Counterparties
Counterparties are central to organizing and tracking financial activity across your accounts.
In Atlar, a counterparty represents any external party you interact with financially — such as a customer, supplier, business partner, or internal entity like a subsidiary. Broadly speaking, a counterparty is a legal entity from which you pull funds (via direct debit) or to which you push funds (via credit transfer).
In the Counterparties
tab, you can customize the table to suit your workflow:
- Filter data by entity, counterparty name, account number, and more
- Modify visible columns using the cogwheel in the top-right corner

Viewing counterparty details
Double-click a counterparty to view its full details, including:
- External accounts – The destination accounts or wallets linked to the counterparty.

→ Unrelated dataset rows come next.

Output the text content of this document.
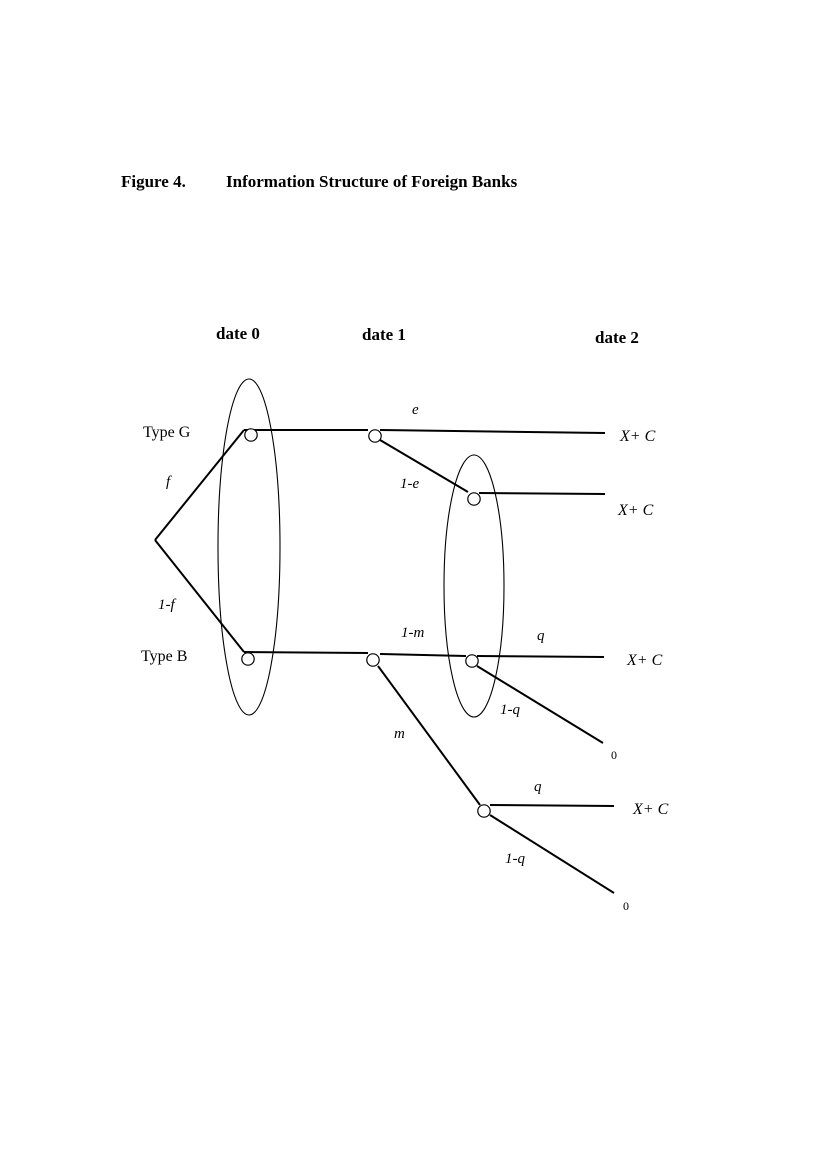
Figure 4. Information Structure of Foreign Banks
date 0	date 1	date 2
Type G
Type B
f
1-f
e
1-e
1-m	q
1-q
m
q
1-q
X+ C
X+ C
X+ C
0
X+ C
0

- Details – Counterparty ID, legal name, associated entity, and identifying details.
- Metadata – Optional tags or attributes used to organize and enrich your records.
- Mandates – Any mandates linked to the counterparty (used for direct debits). If none exist, the section will indicate: “This counterparty has no direct debit mandates.”

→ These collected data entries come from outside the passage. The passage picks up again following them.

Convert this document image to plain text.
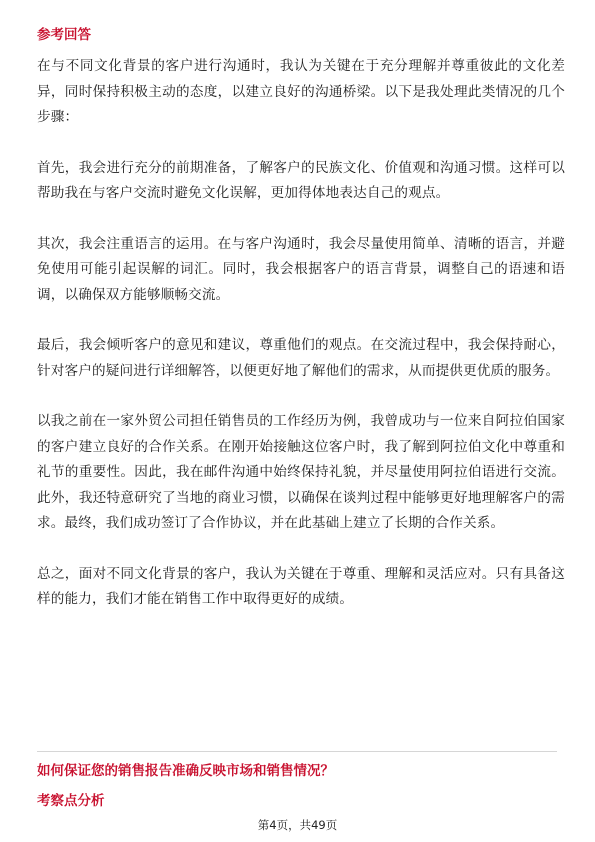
参考回答

在与不同文化背景的客户进行沟通时，我认为关键在于充分理解并尊重彼此的文化差异，同时保持积极主动的态度，以建立良好的沟通桥梁。以下是我处理此类情况的几个步骤：

首先，我会进行充分的前期准备，了解客户的民族文化、价值观和沟通习惯。这样可以帮助我在与客户交流时避免文化误解，更加得体地表达自己的观点。

其次，我会注重语言的运用。在与客户沟通时，我会尽量使用简单、清晰的语言，并避免使用可能引起误解的词汇。同时，我会根据客户的语言背景，调整自己的语速和语调，以确保双方能够顺畅交流。

最后，我会倾听客户的意见和建议，尊重他们的观点。在交流过程中，我会保持耐心，针对客户的疑问进行详细解答，以便更好地了解他们的需求，从而提供更优质的服务。

以我之前在一家外贸公司担任销售员的工作经历为例，我曾成功与一位来自阿拉伯国家的客户建立良好的合作关系。在刚开始接触这位客户时，我了解到阿拉伯文化中尊重和礼节的重要性。因此，我在邮件沟通中始终保持礼貌，并尽量使用阿拉伯语进行交流。此外，我还特意研究了当地的商业习惯，以确保在谈判过程中能够更好地理解客户的需求。最终，我们成功签订了合作协议，并在此基础上建立了长期的合作关系。

总之，面对不同文化背景的客户，我认为关键在于尊重、理解和灵活应对。只有具备这样的能力，我们才能在销售工作中取得更好的成绩。

如何保证您的销售报告准确反映市场和销售情况？

考察点分析

第4页，共49页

- Audit trail – A log of creation and update events, showing who made changes and when.
Creating Counterparties
Counterparties are required whenever you make a credit transfer or direct debit involving an external account. You can create counterparties manually or let Atlar create them automatically.
Creating a counterparty manually
You can create counterparties:
- When creating a credit transfer — see credit transfers
- While creating a direct debit — see direct debits
- Directly in the
Counterparties
tab by clickingCreate New
in the top-right corner
Creating counterparties automatically
Counterparties are created automatically:
- When a payment is initiated via your ERP system (e.g. vendors or employees)
- When uploading a credit transfer batch with inline counterparty details — see credit transfer batches
- When initiating payments via the Atlar API
Best practice
When creating a counterparty, provide as much detail as possible—such as the legal name, account identifiers, and routing details. This ensures that the necessary payment information is pre-filled and validated, reducing friction and avoiding errors when initiating transactions.